Gary Marcus, AI Researcher

Marcus emphasized that Dawkins had not seriously engaged with the technical literature on how LLMs function, nor had he considered the possibility that sophisticated mimicry could explain Claude's outputs without requiring consciousness.

What Does "AI Skeptic" Actually Mean?

When Van Norden announced himself as an AI skeptic at the conference, he faced pushback. One younger scholar compared his position to opposing the use of fire or electricity. Van Norden countered that his skepticism is more akin to warning against jumping on the "phlogiston" or "luminous ether" bandwagons, referring to scientific theories that were once widely accepted but later proven false.

His skepticism is not a blanket rejection of computational tools.

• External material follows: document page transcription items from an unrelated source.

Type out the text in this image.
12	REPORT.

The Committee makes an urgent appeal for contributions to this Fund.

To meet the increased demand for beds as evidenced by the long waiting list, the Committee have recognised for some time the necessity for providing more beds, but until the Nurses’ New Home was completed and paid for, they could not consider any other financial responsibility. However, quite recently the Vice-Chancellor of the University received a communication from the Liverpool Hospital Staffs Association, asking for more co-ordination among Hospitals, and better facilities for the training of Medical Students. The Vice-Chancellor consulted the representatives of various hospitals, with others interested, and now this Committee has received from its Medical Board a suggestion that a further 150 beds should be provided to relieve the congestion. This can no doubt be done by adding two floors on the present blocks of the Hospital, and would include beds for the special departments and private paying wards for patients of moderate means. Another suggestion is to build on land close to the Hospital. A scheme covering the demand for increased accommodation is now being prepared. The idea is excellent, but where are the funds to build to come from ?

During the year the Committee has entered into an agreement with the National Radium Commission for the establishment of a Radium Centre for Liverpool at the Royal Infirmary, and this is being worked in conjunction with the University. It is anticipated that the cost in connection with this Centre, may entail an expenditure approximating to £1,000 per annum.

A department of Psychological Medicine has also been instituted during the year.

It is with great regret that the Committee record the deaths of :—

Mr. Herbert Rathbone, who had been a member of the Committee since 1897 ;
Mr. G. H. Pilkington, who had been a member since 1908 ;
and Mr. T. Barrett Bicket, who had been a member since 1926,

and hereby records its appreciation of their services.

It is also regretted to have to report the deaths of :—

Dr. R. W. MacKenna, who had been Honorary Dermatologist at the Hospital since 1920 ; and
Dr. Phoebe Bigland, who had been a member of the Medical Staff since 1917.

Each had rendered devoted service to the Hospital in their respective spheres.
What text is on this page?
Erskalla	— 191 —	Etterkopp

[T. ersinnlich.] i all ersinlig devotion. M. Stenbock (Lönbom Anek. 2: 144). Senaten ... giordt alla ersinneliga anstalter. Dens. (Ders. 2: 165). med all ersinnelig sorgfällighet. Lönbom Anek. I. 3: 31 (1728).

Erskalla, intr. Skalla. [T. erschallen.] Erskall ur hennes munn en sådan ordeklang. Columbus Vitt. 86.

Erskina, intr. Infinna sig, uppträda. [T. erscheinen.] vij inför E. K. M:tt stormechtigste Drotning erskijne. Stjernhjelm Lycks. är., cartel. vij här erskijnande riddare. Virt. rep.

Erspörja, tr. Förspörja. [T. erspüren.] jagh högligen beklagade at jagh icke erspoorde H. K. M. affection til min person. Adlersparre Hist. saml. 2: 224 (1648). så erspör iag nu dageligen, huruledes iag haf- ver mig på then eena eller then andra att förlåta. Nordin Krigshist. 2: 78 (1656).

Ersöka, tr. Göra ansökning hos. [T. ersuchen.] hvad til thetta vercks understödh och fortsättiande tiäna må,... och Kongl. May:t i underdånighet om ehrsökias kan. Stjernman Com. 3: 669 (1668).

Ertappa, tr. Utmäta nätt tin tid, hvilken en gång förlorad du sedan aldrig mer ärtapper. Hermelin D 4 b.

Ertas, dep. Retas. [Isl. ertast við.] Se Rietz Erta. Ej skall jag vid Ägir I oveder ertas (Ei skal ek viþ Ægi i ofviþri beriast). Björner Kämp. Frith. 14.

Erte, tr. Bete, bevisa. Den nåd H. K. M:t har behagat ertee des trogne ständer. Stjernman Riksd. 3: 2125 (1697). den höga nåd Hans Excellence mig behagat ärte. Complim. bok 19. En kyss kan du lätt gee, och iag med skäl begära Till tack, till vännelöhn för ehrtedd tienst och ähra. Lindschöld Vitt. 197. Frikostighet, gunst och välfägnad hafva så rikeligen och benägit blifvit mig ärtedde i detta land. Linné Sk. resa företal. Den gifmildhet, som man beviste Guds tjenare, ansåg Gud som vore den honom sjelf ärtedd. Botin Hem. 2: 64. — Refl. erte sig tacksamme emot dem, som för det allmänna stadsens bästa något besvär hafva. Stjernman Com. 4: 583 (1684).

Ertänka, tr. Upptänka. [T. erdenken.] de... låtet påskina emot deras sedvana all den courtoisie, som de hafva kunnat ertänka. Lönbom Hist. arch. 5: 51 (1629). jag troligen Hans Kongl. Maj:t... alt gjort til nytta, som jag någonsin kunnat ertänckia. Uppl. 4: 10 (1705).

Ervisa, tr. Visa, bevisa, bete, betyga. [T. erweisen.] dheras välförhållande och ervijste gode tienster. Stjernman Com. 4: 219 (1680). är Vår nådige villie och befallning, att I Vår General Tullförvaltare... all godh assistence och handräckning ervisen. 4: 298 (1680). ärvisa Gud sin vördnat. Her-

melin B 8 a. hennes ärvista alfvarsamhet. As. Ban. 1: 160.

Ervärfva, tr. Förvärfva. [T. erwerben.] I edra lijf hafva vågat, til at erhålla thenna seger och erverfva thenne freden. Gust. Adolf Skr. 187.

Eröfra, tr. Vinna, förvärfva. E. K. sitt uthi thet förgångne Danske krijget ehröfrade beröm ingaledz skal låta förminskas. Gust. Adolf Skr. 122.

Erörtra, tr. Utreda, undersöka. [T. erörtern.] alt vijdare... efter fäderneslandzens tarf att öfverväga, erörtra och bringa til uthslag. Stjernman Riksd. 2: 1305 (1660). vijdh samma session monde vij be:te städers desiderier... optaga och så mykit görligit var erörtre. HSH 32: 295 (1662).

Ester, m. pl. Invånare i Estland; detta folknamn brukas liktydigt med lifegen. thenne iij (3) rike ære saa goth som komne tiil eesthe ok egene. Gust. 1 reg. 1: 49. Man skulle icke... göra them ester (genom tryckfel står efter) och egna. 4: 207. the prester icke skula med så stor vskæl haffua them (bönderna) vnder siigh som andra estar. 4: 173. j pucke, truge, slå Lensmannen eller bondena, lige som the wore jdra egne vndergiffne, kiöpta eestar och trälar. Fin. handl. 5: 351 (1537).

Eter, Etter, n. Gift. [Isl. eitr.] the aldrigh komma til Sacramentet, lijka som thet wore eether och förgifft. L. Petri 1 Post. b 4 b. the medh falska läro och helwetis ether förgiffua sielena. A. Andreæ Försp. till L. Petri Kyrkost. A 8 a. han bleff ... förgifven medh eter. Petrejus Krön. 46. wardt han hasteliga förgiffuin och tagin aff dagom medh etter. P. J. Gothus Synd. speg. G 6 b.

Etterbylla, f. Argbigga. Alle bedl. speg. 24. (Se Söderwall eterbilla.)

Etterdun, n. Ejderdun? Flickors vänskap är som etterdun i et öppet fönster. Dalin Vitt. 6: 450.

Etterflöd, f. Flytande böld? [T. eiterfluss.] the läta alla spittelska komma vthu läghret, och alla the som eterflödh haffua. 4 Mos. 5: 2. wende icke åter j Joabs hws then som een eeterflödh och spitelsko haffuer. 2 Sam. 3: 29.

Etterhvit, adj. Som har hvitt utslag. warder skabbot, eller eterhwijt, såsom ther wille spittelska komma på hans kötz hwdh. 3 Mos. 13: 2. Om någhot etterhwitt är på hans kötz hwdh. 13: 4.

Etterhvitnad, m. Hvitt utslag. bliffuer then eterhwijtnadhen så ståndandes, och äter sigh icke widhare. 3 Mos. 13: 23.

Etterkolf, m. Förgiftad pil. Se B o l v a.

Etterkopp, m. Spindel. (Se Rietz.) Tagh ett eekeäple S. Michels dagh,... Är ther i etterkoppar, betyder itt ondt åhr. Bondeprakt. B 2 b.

His own daughter uses computers extensively in her doctoral research on bioinformatics to help make educated guesses about creating new antibiotics. The difference is recognizing what computers actually do versus what we imagine they do. Computers excel at processing data and identifying patterns. LLMs excel at mimicking human language. But mimicry is not intelligence.

The broader implication of Van Norden's argument is that society has become predisposed to believe in artificial intelligence because of decades of science fiction depicting genuinely intelligent machines, from Maria in Fritz Lang's "Metropolis" to C-3PO in "Star Wars." These cultural touchstones have shaped expectations about what AI should be. The reality, according to Van Norden, is that current systems show "lots of artifice, but no true intelligence".

As AI systems become more integrated into business, education, and daily life, understanding their actual capabilities and limitations becomes increasingly important. The strawberry incident, the goblin incident, and the hallucination rates documented in research all point to the same conclusion: these systems are sophisticated tools for pattern recognition, not thinking machines. Users who treat them as such do so at their own risk.